Sex educator Julia Feldman says the same communication skills she teaches teens about sex are helpful for everyone during the pandemic.

“Because if you show up at someone’s house and they have a beautiful spread and they’re expecting that you’re just going to dig into a platter of food with them, and that’s not what you’re comfortable with, there might be disappointment on their part,” Feldman said. “There’s a lot of emotions involved.”

Her friend also asked in advance if she could use Feldman’s bathroom while she was there.

“So I disinfected this one bathroom and created a pathway through my house. But it really was only because she was cognizant of articulating that need and I was able to take time to accommodate it,” she said. “If she had showed up and said, ‘Oh, I really have to pee. Can I use your bathroom?’ I don’t know what I would have done.”

Lessons from Kink

This very detailed thinking and advanced negotiating shares similarities with the world of BDSM; sexual role-play, involving bondage, dominance and submission.

“You start tying people up without consent and it just goes south right away — you just can’t do that,” said Carol Queen, staff sexologist at Good Vibrations, the sex toy and sexual health company with locations throughout the Bay Area.

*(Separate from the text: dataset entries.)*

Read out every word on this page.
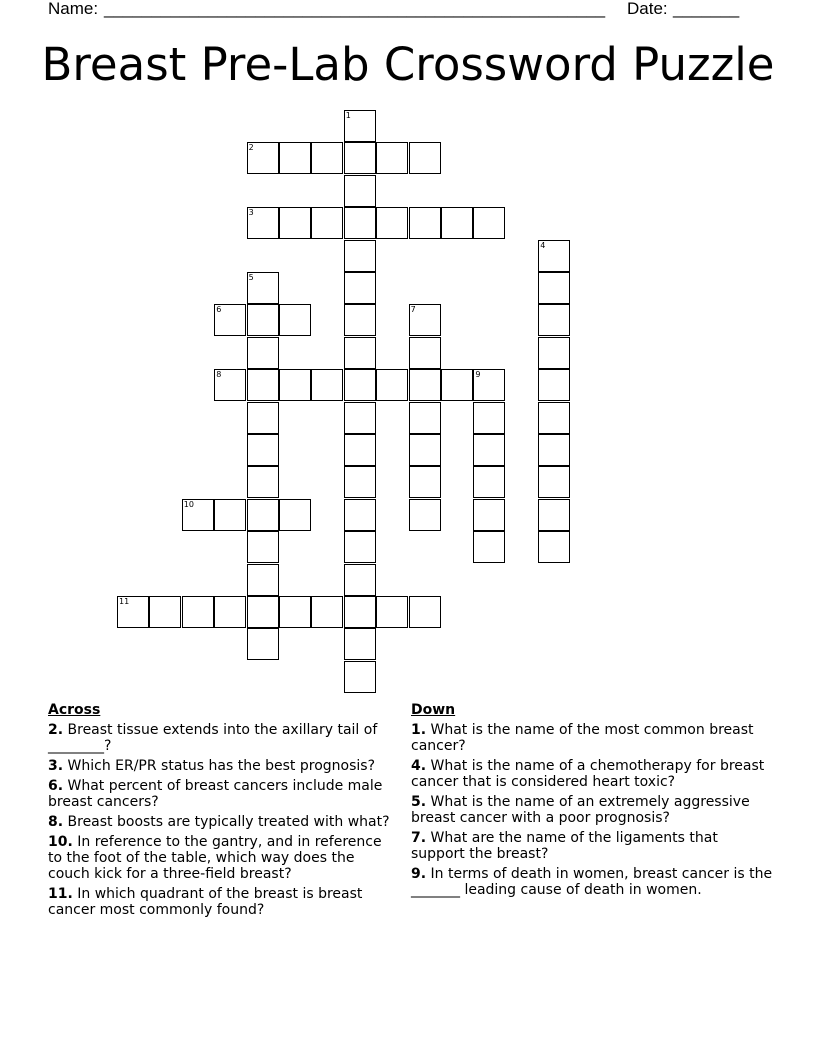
Name: _____________________________________________________ Date: _______
Breast Pre-Lab Crossword Puzzle
1
2
3
4
5
6	7
8	9
10
11
Across
2. Breast tissue extends into the axillary tail of ________?
3. Which ER/PR status has the best prognosis?
6. What percent of breast cancers include male breast cancers?
8. Breast boosts are typically treated with what?
10. In reference to the gantry, and in reference to the foot of the table, which way does the couch kick for a three-field breast?
11. In which quadrant of the breast is breast cancer most commonly found?
Down
1. What is the name of the most common breast cancer?
4. What is the name of a chemotherapy for breast cancer that is considered heart toxic?
5. What is the name of an extremely aggressive breast cancer with a poor prognosis?
7. What are the name of the ligaments that support the breast?
9. In terms of death in women, breast cancer is the _______ leading cause of death in women.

Good Vibrations sexologist Carol Queen says we have a lot of lessons we can borrow from the BDSM and polyamory communities in negotiating consent during the pandemic.

She suggests considering a common tool from the BDSM world: a detailed spreadsheet of every possible kinky activity — from leather restraints to nipple clamps — with columns to be filled in for yes, no or maybe. It’s a conversation starter for beginners and helps facilitate conversations ahead of kink parties. Queen says we need an equivalent checklist for the coronavirus.

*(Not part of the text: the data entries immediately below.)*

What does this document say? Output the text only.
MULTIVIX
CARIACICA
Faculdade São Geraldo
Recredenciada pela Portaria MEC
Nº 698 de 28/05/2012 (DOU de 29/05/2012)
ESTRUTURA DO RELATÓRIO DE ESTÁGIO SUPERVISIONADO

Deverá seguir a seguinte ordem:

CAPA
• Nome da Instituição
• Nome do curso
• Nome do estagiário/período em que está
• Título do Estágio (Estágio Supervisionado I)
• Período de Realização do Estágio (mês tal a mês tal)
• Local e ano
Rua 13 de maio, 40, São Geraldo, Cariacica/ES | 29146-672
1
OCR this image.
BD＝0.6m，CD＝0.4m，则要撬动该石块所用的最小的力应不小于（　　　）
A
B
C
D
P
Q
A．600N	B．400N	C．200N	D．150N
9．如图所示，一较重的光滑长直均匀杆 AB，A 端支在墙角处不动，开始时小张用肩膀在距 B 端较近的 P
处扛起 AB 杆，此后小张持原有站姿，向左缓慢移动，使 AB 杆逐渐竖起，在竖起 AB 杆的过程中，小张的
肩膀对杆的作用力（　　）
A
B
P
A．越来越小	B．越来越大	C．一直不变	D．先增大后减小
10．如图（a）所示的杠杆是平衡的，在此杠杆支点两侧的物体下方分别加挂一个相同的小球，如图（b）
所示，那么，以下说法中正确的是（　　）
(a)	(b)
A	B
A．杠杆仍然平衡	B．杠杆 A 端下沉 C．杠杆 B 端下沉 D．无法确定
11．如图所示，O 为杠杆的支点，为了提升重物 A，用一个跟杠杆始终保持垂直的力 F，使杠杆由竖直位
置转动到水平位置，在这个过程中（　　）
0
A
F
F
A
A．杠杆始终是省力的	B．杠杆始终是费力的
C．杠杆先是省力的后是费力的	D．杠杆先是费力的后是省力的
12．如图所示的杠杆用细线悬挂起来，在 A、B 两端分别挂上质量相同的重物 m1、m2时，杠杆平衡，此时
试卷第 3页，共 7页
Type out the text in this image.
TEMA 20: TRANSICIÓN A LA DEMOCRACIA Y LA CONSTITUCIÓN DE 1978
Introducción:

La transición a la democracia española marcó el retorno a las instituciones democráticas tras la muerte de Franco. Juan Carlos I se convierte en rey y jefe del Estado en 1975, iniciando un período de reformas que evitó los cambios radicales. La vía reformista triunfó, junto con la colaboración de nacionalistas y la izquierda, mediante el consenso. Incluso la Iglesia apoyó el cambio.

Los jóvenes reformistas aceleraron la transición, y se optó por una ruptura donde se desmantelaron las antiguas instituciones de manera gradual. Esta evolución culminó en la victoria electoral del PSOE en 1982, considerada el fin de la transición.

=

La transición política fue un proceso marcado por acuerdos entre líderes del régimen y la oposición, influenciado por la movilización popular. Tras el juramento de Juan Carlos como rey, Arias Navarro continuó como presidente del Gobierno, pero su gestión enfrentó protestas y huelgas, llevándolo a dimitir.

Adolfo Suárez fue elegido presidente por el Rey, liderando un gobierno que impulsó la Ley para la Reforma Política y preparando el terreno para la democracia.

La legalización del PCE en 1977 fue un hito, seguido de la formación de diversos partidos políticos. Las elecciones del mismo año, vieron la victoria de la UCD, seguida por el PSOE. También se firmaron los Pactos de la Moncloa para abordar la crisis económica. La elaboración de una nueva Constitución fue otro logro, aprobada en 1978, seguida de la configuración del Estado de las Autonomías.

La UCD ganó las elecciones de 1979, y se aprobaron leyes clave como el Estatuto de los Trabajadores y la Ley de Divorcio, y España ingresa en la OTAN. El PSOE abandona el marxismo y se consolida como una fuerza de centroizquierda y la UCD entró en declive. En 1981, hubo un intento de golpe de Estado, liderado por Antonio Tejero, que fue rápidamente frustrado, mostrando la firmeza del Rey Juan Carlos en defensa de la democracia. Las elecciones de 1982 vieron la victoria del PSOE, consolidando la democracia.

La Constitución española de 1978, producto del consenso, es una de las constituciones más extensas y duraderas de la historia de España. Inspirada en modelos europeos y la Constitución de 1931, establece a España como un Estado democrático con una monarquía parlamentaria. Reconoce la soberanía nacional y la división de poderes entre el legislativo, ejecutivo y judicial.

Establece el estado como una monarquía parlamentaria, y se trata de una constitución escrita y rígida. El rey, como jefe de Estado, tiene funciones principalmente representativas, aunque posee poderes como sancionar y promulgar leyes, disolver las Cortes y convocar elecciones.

“That helps people do that very first step of understanding what their own situation and needs and desires are,” she said. “Somebody, make this list for us!”

Queen has always emphasized that communication doesn’t stop once you get to the party. In her starring role in the 1998 instructional video/feminist porn film, Bend Over Boyfriend, she stressed the point repeatedly: “It’s deeply important that you are verbal with each other and say, ‘Yes, no, faster, I’m ready, I’m not ready.’ It’s very important because if you’re going on your partner’s wavelength, you’re going to have a greater experience.”

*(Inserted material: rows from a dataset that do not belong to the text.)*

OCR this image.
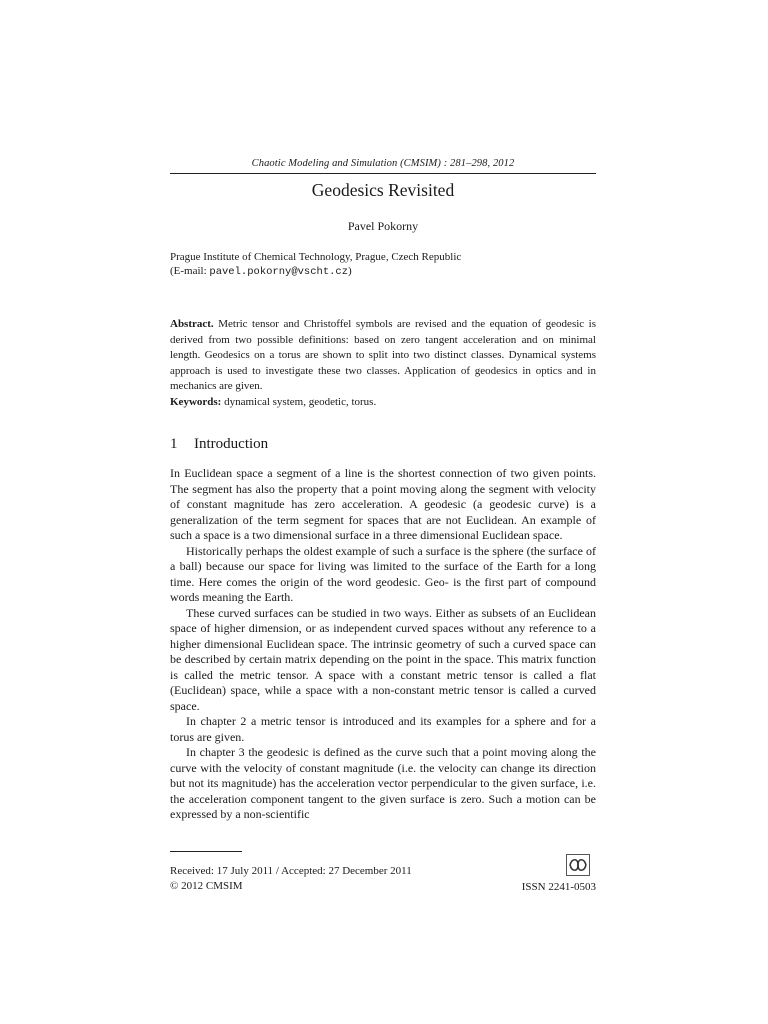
Chaotic Modeling and Simulation (CMSIM) : 281–298, 2012
Geodesics Revisited
Pavel Pokorny
Prague Institute of Chemical Technology, Prague, Czech Republic
(E-mail: pavel.pokorny@vscht.cz)
Abstract. Metric tensor and Christoffel symbols are revised and the equation of geodesic is derived from two possible definitions: based on zero tangent acceleration and on minimal length. Geodesics on a torus are shown to split into two distinct classes. Dynamical systems approach is used to investigate these two classes. Application of geodesics in optics and in mechanics are given.
Keywords: dynamical system, geodetic, torus.
1 Introduction

In Euclidean space a segment of a line is the shortest connection of two given points. The segment has also the property that a point moving along the segment with velocity of constant magnitude has zero acceleration. A geodesic (a geodesic curve) is a generalization of the term segment for spaces that are not Euclidean. An example of such a space is a two dimensional surface in a three dimensional Euclidean space.

Historically perhaps the oldest example of such a surface is the sphere (the surface of a ball) because our space for living was limited to the surface of the Earth for a long time. Here comes the origin of the word geodesic. Geo- is the first part of compound words meaning the Earth.

These curved surfaces can be studied in two ways. Either as subsets of an Euclidean space of higher dimension, or as independent curved spaces without any reference to a higher dimensional Euclidean space. The intrinsic geometry of such a curved space can be described by certain matrix depending on the point in the space. This matrix function is called the metric tensor. A space with a constant metric tensor is called a flat (Euclidean) space, while a space with a non-constant metric tensor is called a curved space.

In chapter 2 a metric tensor is introduced and its examples for a sphere and for a torus are given.

In chapter 3 the geodesic is defined as the curve such that a point moving along the curve with the velocity of constant magnitude (i.e. the velocity can change its direction but not its magnitude) has the acceleration vector perpendicular to the given surface, i.e. the acceleration component tangent to the given surface is zero. Such a motion can be expressed by a non-scientific

Received: 17 July 2011 / Accepted: 27 December 2011
© 2012 CMSIM	ISSN 2241-0503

Two decades later, through a pandemic, she said it still holds true.

“The idea that it’s okay to be that talkative in the service of safety and comfort really is what we learned from that,” Queen said. “It’s a very important lesson in sex and, these days, under most other circumstances.”

Negotiating commitment

As some counties start to encourage people to form social pods or “quaranteams” as a way to limit socializing among two or three households, we now essentially have to decide which of our friends or family we ask to go steady with us.

“I wish I had more polyamorous friends to help me navigate that situation,” said Park, the STI doctor. As in, folks with experience brokering different levels of intimacy with multiple partners and establishing ground rules for the group.

As a physician who often talks with patients about infidelity when an infection enters the picture, Park wonders how pods will deal with social infidelities.

“There’s inevitably going to be betrayals, ‘Oh, I cheated on our pod with somebody else,’ and then having to disclose that to the pod,” she said. “Does the relationship recover? Or do you kick that person out of your pod forever?”

In Park’s experience, it’s always better to admit to an affair before an infection enters the picture, whether it’s chlamydia or the coronavirus, so everyone can take precautions. With the coronavirus, the offending pod member can self-quarantine for two weeks away from the rest of the group, so no one gets sick.

But whether you’re being kicked out of a pod or no one’s invited you to be part of a pod in the first place, the experts agree we all need to get better at handling rejection. The pandemic is temporary, but we’re in it with our loved ones for the long term, so we need to respect each other’s anxieties and boundaries.

“Don’t take it personally,” said Queen. “We’re all new here at this party.”